PyCon Israel 2022

🇺🇸 🤖 Transformer-based NLP Pipelines with SpaCy v3
06-29, 16:30–16:50 (Asia/Jerusalem), PyData

Transformer-based models have been producing superior results on various NLP tasks. In this talk, we’ll cover the new transformer-based NLP pipelines featured by SpaCy, and how to apply multi-task learning for improved efficiency and accuracy.

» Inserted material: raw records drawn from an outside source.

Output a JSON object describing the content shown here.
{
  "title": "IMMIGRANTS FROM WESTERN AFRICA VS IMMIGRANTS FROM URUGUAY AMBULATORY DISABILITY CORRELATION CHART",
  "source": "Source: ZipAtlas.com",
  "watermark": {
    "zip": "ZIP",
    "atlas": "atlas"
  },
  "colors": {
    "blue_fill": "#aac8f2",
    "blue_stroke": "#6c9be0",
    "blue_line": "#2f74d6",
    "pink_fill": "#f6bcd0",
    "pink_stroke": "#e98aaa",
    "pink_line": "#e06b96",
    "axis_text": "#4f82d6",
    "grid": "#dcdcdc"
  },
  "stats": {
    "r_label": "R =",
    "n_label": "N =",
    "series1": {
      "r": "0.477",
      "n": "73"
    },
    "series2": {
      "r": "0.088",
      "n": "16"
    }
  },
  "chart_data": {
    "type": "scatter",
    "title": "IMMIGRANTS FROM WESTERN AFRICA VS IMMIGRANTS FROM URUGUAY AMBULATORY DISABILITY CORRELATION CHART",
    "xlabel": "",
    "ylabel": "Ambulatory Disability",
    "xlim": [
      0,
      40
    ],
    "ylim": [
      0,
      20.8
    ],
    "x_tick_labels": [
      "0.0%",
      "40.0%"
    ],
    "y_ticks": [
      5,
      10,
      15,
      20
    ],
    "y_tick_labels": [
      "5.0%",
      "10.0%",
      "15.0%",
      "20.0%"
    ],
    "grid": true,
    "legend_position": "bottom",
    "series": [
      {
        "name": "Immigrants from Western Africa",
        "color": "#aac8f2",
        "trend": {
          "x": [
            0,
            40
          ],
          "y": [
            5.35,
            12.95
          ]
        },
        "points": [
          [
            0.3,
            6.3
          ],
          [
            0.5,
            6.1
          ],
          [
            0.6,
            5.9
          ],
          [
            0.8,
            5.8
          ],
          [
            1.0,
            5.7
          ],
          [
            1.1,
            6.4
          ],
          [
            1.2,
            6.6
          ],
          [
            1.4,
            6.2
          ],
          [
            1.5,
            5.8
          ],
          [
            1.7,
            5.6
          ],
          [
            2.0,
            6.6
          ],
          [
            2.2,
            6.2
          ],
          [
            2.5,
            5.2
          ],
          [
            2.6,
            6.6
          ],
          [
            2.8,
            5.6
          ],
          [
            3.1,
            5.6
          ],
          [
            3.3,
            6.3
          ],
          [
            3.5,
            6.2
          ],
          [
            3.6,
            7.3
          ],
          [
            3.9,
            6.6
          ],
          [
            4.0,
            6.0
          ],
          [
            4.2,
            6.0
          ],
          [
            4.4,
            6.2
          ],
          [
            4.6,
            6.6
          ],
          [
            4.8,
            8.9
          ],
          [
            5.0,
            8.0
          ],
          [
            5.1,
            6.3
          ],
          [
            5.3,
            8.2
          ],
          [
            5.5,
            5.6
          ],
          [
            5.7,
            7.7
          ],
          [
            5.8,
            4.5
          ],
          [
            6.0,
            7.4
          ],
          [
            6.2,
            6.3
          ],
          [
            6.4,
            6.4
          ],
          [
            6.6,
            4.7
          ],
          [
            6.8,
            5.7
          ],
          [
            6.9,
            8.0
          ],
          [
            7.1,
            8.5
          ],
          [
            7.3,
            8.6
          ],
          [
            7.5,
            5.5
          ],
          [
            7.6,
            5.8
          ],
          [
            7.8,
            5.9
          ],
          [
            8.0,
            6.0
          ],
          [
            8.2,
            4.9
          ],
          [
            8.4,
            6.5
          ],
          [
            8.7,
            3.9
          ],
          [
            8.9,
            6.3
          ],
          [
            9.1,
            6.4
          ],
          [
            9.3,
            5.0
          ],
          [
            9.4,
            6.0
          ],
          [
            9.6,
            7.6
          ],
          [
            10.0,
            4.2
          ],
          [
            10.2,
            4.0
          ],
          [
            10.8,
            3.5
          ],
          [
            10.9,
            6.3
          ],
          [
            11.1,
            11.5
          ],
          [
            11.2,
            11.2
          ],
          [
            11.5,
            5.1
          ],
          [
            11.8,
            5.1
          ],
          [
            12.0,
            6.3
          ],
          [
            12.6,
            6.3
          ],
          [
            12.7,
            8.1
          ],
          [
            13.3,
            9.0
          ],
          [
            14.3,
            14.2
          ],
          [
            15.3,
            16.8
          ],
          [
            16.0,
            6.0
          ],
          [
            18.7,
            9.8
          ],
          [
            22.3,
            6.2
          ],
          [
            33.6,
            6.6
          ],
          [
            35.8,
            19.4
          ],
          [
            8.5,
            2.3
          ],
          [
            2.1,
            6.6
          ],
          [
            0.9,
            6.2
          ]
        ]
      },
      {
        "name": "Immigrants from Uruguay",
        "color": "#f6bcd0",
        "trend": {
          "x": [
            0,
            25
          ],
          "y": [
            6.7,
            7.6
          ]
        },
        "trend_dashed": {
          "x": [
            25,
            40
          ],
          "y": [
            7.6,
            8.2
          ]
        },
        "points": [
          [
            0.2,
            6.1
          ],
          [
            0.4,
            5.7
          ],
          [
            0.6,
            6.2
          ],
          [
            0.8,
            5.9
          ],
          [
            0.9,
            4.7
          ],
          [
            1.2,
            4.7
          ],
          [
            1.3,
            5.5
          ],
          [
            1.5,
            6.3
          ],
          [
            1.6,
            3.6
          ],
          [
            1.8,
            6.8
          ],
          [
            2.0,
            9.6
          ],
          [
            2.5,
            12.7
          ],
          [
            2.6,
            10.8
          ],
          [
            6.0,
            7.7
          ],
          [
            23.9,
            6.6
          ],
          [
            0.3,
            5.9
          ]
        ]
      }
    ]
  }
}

The transformer deep learning model adopts the mechanism of self-attention, and serves as a swiss army knife solution to many of the most common language tasks. Combining several language tasks together is commonly referred to as language processing pipeline, and was made popular across the NLP industry using SpaCy, a Python library for language understanding.
In this talk, we’ll cover the undoubtedly most exciting feature of SpaCy v3: the integration of transformer-based pipelines. We’ll learn how to quickly get started with pre-trained transformer models, how to create custom pipeline components, and how to perform multi-task learning and share a single transformer between multiple components. Altogether, we’ll explore the building of efficient NLP pipelines for real-world applications reaching state-of-the-art performance.


Session language –

English

Target audience –

Data Scientists

I hold a M.Sc in Computer Science with an NLP thesis focused on language modeling from Reichman University (IDC Herzliya), and a B.Sc in computer science from the Open University. I work at Amenity Analytics as an NLP research engineer, building models to solve a wide range of problems in NLP.